Il semble du reste qu’il ait déjà, du Portugal, pris les mesures qui convenaient. Ce qui est sûr, c’est qu’il est reçu immédiatement et avec la plus grande cordialité dans la maison de Diego Barbosa. Ce dernier a renoncé, lui aussi, il y a longtemps, à sa nationalité portugaise et occupe depuis quatorze ans au service de l’Espagne le poste important d’alcade de l’arsenal. Très estimé dans toute la ville et décoré de l’ordre de Santiago, il représente pour le nouveau venu un répondant idéal. D’après certains chroniqueurs les Barbosa et les Magellan auraient été apparentés, mais ce qui, dès la première minute, lie ces deux hommes plus intimement qu’un vague cousinage c’est le fait que Diego Barbosa a lui-même, longtemps avant Magellan, navigué dans les mers des Indes. Son fils Duarte Barbosa a hérité de lui son goût des aventures. Lui aussi a sillonné en tous sens les eaux indiennes, persanes et malaises. Il a même écrit un livre de voyage très prisé à cette époque : 0 libro de Duarte Barbosa. Ces trois hommes se lient aussitôt d’amitié. Car si l’on voit aujourd’hui des officiers ou des soldats qui ont combattu pendant la guerre sur un même secteur du front former de solides associations, à plus forte raison les quelques dizaines de vétérans de la mer qui étaient revenus par miracle de tous ces voyages aventureux devaient être heureux à cette époque de se retrouver ! Barbosa offre à Magellan de venir habiter sous son toit. Au bout de peu de temps sa fille Barbara s’éprend de cet homme énergique et imposant. Avant que l’année se termine Magellan deviendra le gendre de l’alcade, il aura ainsi des attaches et un foyer à Séville. Le transfuge portugais a désormais droit de cité en Espagne. Il n’est plus considéré comme un réfugié, mais comme un habitant de Séville. Bien accrédité par son amitié et son alliance avec Barbosa, couvert par la dot de sa femme, qui est de six cent mille maravédis, il peut franchir sans crainte le seuil de la Casa de Contratacion.

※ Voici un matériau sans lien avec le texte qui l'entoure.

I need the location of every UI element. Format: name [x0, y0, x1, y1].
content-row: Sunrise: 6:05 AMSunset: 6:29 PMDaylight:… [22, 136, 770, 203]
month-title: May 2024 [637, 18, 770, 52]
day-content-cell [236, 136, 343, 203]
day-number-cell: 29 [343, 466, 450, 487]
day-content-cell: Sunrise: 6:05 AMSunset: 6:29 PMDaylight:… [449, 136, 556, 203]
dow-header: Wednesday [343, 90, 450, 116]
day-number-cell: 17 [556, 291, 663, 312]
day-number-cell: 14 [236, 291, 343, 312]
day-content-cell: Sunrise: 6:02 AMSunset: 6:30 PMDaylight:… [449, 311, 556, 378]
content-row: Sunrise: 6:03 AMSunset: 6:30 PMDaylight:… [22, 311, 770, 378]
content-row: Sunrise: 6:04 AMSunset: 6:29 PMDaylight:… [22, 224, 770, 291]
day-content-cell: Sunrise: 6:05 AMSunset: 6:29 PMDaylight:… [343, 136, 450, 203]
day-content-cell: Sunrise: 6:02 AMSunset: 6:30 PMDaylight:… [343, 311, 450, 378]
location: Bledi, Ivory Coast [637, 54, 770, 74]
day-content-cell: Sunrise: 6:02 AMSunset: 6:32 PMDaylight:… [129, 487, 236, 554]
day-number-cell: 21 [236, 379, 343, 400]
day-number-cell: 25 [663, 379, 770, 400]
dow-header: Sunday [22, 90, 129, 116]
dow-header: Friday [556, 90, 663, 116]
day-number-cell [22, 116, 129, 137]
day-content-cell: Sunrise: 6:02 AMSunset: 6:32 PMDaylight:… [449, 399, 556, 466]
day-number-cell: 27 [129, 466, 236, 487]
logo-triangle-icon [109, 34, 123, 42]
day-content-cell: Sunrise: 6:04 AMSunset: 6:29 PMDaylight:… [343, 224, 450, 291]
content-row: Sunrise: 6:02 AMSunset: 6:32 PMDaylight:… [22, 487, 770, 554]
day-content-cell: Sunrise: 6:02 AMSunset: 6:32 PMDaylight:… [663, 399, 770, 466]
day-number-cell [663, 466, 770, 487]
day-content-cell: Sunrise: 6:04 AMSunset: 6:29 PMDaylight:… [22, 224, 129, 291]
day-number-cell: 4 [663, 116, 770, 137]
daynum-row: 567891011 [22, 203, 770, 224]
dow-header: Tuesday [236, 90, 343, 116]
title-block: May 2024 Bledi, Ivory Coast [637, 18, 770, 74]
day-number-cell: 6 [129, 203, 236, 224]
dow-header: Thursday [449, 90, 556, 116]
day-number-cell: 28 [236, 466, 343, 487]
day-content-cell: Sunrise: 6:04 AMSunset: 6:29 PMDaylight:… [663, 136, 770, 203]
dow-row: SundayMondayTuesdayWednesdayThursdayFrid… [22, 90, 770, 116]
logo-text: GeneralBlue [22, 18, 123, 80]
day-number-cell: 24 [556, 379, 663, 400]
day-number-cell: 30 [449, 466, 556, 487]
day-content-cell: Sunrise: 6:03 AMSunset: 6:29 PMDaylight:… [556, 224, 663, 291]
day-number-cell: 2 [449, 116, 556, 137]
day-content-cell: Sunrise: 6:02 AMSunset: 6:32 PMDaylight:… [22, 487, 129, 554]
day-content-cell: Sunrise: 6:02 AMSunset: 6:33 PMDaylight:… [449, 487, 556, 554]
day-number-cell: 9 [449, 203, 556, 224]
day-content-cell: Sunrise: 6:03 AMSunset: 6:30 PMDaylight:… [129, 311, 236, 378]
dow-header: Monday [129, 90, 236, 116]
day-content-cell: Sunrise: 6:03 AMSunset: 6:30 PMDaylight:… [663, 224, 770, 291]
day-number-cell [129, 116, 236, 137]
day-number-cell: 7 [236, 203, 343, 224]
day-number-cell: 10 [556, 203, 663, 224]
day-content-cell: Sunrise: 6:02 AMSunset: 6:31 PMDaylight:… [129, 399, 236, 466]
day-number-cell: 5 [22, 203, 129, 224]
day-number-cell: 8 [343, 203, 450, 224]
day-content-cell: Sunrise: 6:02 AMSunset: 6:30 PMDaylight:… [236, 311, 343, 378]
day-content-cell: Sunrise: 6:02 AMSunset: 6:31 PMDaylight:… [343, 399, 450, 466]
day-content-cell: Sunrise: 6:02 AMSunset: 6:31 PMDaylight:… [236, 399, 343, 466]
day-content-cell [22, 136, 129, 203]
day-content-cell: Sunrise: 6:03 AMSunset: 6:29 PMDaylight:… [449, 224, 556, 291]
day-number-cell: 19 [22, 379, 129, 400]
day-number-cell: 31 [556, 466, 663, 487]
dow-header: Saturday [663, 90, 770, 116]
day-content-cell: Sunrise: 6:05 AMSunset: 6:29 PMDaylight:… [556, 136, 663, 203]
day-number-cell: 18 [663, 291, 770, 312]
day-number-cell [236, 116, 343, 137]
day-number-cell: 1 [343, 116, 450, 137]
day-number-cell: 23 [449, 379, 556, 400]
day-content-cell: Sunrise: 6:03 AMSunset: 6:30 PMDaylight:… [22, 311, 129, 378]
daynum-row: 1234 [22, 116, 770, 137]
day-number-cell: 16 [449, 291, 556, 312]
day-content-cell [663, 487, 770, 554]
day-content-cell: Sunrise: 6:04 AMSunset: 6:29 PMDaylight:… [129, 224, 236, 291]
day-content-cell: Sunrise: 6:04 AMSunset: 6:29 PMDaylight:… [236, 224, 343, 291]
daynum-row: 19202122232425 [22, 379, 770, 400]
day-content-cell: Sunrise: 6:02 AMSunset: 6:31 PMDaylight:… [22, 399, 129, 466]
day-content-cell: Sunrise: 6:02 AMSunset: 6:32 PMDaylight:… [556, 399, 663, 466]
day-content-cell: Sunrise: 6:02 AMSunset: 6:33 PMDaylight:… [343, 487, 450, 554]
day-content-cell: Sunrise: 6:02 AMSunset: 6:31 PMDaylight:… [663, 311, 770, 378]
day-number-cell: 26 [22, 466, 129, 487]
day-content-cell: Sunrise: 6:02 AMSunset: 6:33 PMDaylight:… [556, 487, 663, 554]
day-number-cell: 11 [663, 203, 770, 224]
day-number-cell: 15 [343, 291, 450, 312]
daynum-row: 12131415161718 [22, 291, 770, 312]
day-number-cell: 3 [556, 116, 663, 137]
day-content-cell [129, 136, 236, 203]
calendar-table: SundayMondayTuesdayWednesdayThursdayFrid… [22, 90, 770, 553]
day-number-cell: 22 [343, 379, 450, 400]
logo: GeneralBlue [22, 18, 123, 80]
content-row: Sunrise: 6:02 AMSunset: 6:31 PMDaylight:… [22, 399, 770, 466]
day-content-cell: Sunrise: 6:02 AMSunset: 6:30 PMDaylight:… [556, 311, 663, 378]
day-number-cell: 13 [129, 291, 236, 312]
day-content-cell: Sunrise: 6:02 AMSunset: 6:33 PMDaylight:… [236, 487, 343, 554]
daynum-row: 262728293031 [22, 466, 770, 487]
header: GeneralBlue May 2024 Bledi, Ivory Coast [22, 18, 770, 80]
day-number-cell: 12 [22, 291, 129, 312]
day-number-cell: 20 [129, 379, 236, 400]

Nous ne possédons aucun renseignement sérieux sur les entretiens qu’il a eus et l’accueil qu’il a reçu dans cette maison. Nous ne savons pas ce que Magellan, lié par son serment à Ruy Faleiro, a révélé de son projet à la commission, et il est probable que c’est par simple analogie avec Christophe Colomb qu’on prétend que la commission a brutalement repoussé ses propositions ou les a même raillées. Ce qui est sûr, c’est que la Casa de Contratacion ne voulait ni ne pouvait se lancer sous sa propre responsabilité et à ses risques et périls dans l’entreprise que lui proposait cet inconnu. Les techniciens sont par nature méfiants à l’égard de tout ce qui est extraordinaire, et c’est ainsi que cette fois encore l’un des plus grands exploits de l’histoire a été réalisé non pas grâce à l’aide des autorités compétentes mais sans elles et contre elles.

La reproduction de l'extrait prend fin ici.